Na abertura oficial, Bob Eddy, chairman e CEO da BJ’s Wholesale Club, e Ed Stack, executive chairman da DICK’S Sporting Goods, posicionaram o varejo como uma força estabilizadora da sociedade. Em um cenário de pressão econômica, orçamento controlado e consumidores mais atentos a cada gasto, o setor respondeu entregando valor, mantendo acessibilidade e, ao mesmo tempo, investindo em inovação, pessoas e experiência. A mensagem foi direta: resistir não basta; é preciso evoluir enquanto o cenário segue instável.

Tecnologia como meio, não como fim

Ao longo do dia, uma ideia se repetiu em diferentes palcos: a tecnologia só faz sentido quando resolve problemas reais do negócio. Na palestra de Juliana Velozo, da Thoughtworks, o conceito foi sintetizado em uma frase que ecoou entre os participantes: tecnologia é jornada, não salto.

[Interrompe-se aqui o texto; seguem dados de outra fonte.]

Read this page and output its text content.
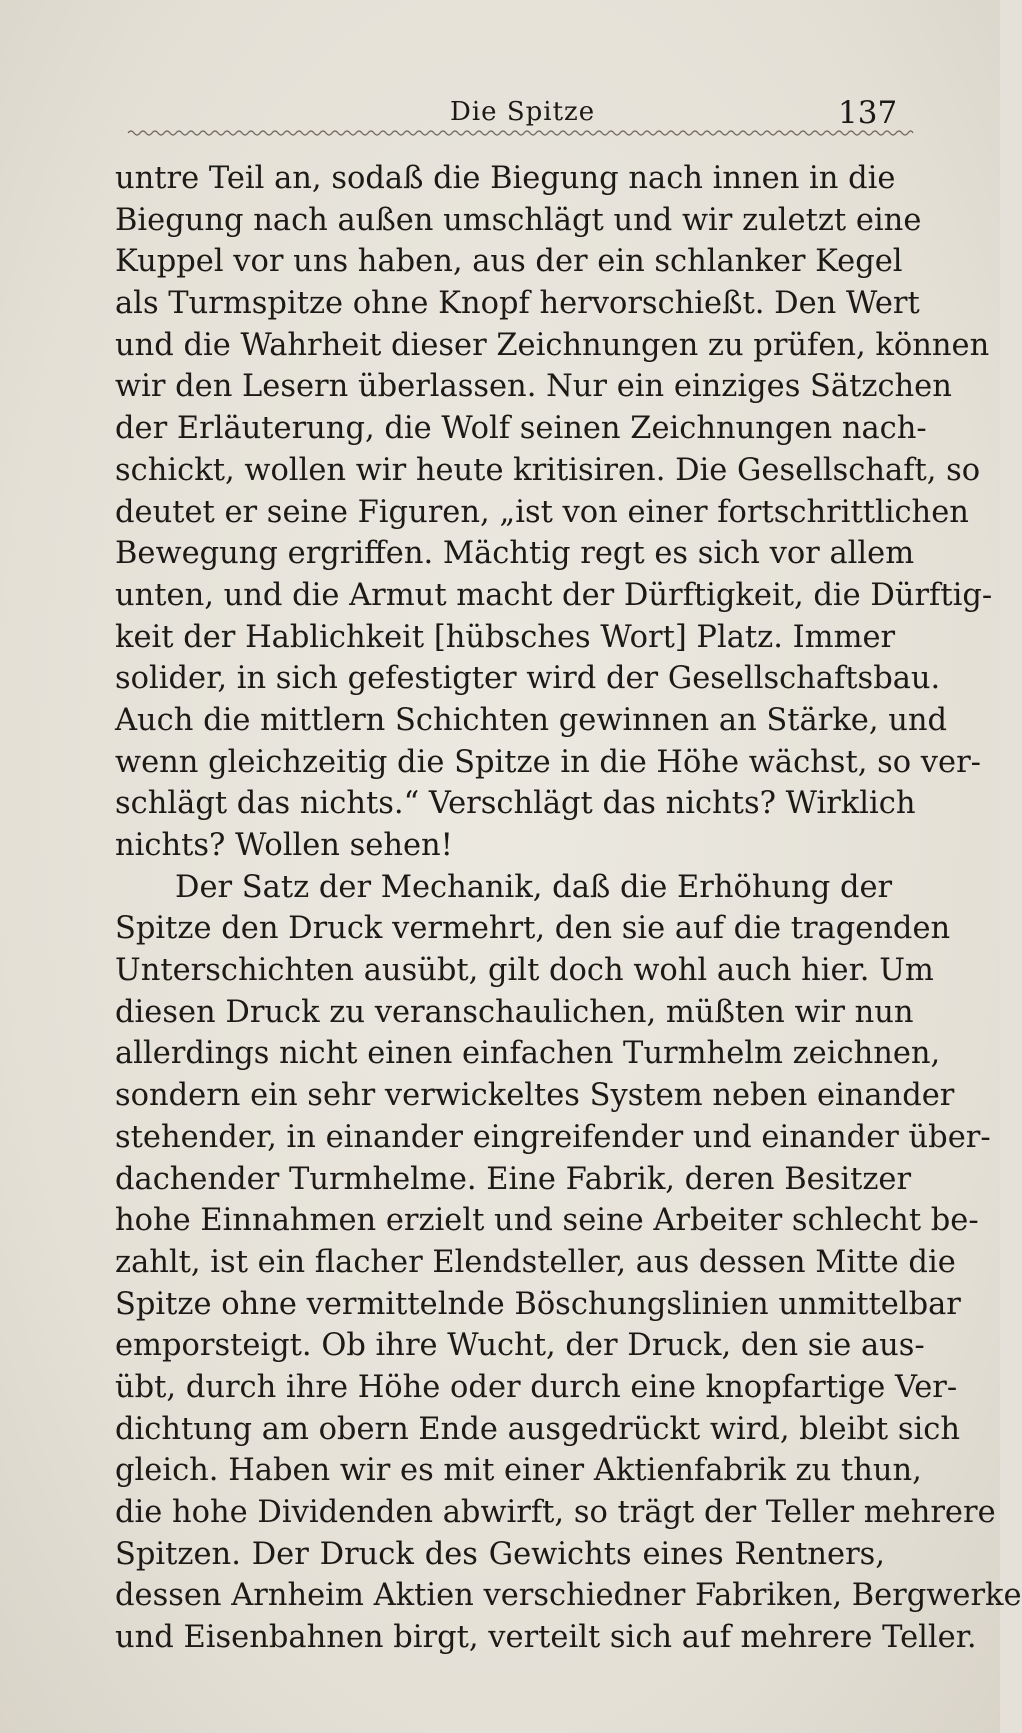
Die Spitze	137
untre Teil an, sodaß die Biegung nach innen in die
Biegung nach außen umschlägt und wir zuletzt eine
Kuppel vor uns haben, aus der ein schlanker Kegel
als Turmspitze ohne Knopf hervorschießt. Den Wert
und die Wahrheit dieser Zeichnungen zu prüfen, können
wir den Lesern überlassen. Nur ein einziges Sätzchen
der Erläuterung, die Wolf seinen Zeichnungen nach-
schickt, wollen wir heute kritisiren. Die Gesellschaft, so
deutet er seine Figuren, „ist von einer fortschrittlichen
Bewegung ergriffen. Mächtig regt es sich vor allem
unten, und die Armut macht der Dürftigkeit, die Dürftig-
keit der Hablichkeit [hübsches Wort] Platz. Immer
solider, in sich gefestigter wird der Gesellschaftsbau.
Auch die mittlern Schichten gewinnen an Stärke, und
wenn gleichzeitig die Spitze in die Höhe wächst, so ver-
schlägt das nichts.“ Verschlägt das nichts? Wirklich
nichts? Wollen sehen!
Der Satz der Mechanik, daß die Erhöhung der
Spitze den Druck vermehrt, den sie auf die tragenden
Unterschichten ausübt, gilt doch wohl auch hier. Um
diesen Druck zu veranschaulichen, müßten wir nun
allerdings nicht einen einfachen Turmhelm zeichnen,
sondern ein sehr verwickeltes System neben einander
stehender, in einander eingreifender und einander über-
dachender Turmhelme. Eine Fabrik, deren Besitzer
hohe Einnahmen erzielt und seine Arbeiter schlecht be-
zahlt, ist ein flacher Elendsteller, aus dessen Mitte die
Spitze ohne vermittelnde Böschungslinien unmittelbar
emporsteigt. Ob ihre Wucht, der Druck, den sie aus-
übt, durch ihre Höhe oder durch eine knopfartige Ver-
dichtung am obern Ende ausgedrückt wird, bleibt sich
gleich. Haben wir es mit einer Aktienfabrik zu thun,
die hohe Dividenden abwirft, so trägt der Teller mehrere
Spitzen. Der Druck des Gewichts eines Rentners,
dessen Arnheim Aktien verschiedner Fabriken, Bergwerke
und Eisenbahnen birgt, verteilt sich auf mehrere Teller.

Segundo a especialista, conceitos como IA baseada em agentes e agentic commerce representam o futuro do varejo, mas só geram valor quando construídos passo a passo, respeitando a maturidade tecnológica de cada empresa. “Se não gera eficiência, receita ou redução de custo, não é prioridade. Tecnologia precisa emitir nota fiscal”, reforçou.

A lógica vale também para omnicanalidade. O consumidor não quer entender a estrutura interna do varejo. Ele espera fluidez entre loja física, digital e atendimento, com dados conectados, histórico preservado e continuidade no relacionamento. Integrar vendas, atendimento e comportamento do cliente deixou de ser sofisticação e passou a ser requisito básico de eficiência.

IA que executa, não apenas analisa

As apresentações do Google aprofundaram essa discussão. Fernanda Bromfman, Head of Commerce no Google Customer Solutions, destacou que a Inteligência Artificial é uma revolução diferente das anteriores porque nasce do comportamento das pessoas. O consumidor deixou de “procurar por palavras-chave” e passou a conversar com a tecnologia, explicando problemas, desejos e contextos reais. Isso elevou o nível de exigência e reduziu a tolerância a mensagens genéricas.

Gutemberg Almeida, Industry Advisor do Google Cloud, trouxe exemplos práticos dessa transformação, mostrando como agentes de IA já atuam no dia a dia das operações, apoiando vendedores, organizando informações e acelerando decisões. Em casos como o da Casas Bahia, a IA ajuda a comparar produtos, responder dúvidas e tornar o atendimento mais eficiente, enquanto o humano foca no que é complexo e relacional.

No e-commerce, a provocação foi direta: o cliente está abandonando o carrinho ou a empresa está abandonando a conversa com ele? Conteúdos visuais mais ricos, imagens contextualizadas e catálogos inteligentes, gerados com apoio de IA, já demonstram impacto direto em conversão, redução de devoluções e aumento de confiança.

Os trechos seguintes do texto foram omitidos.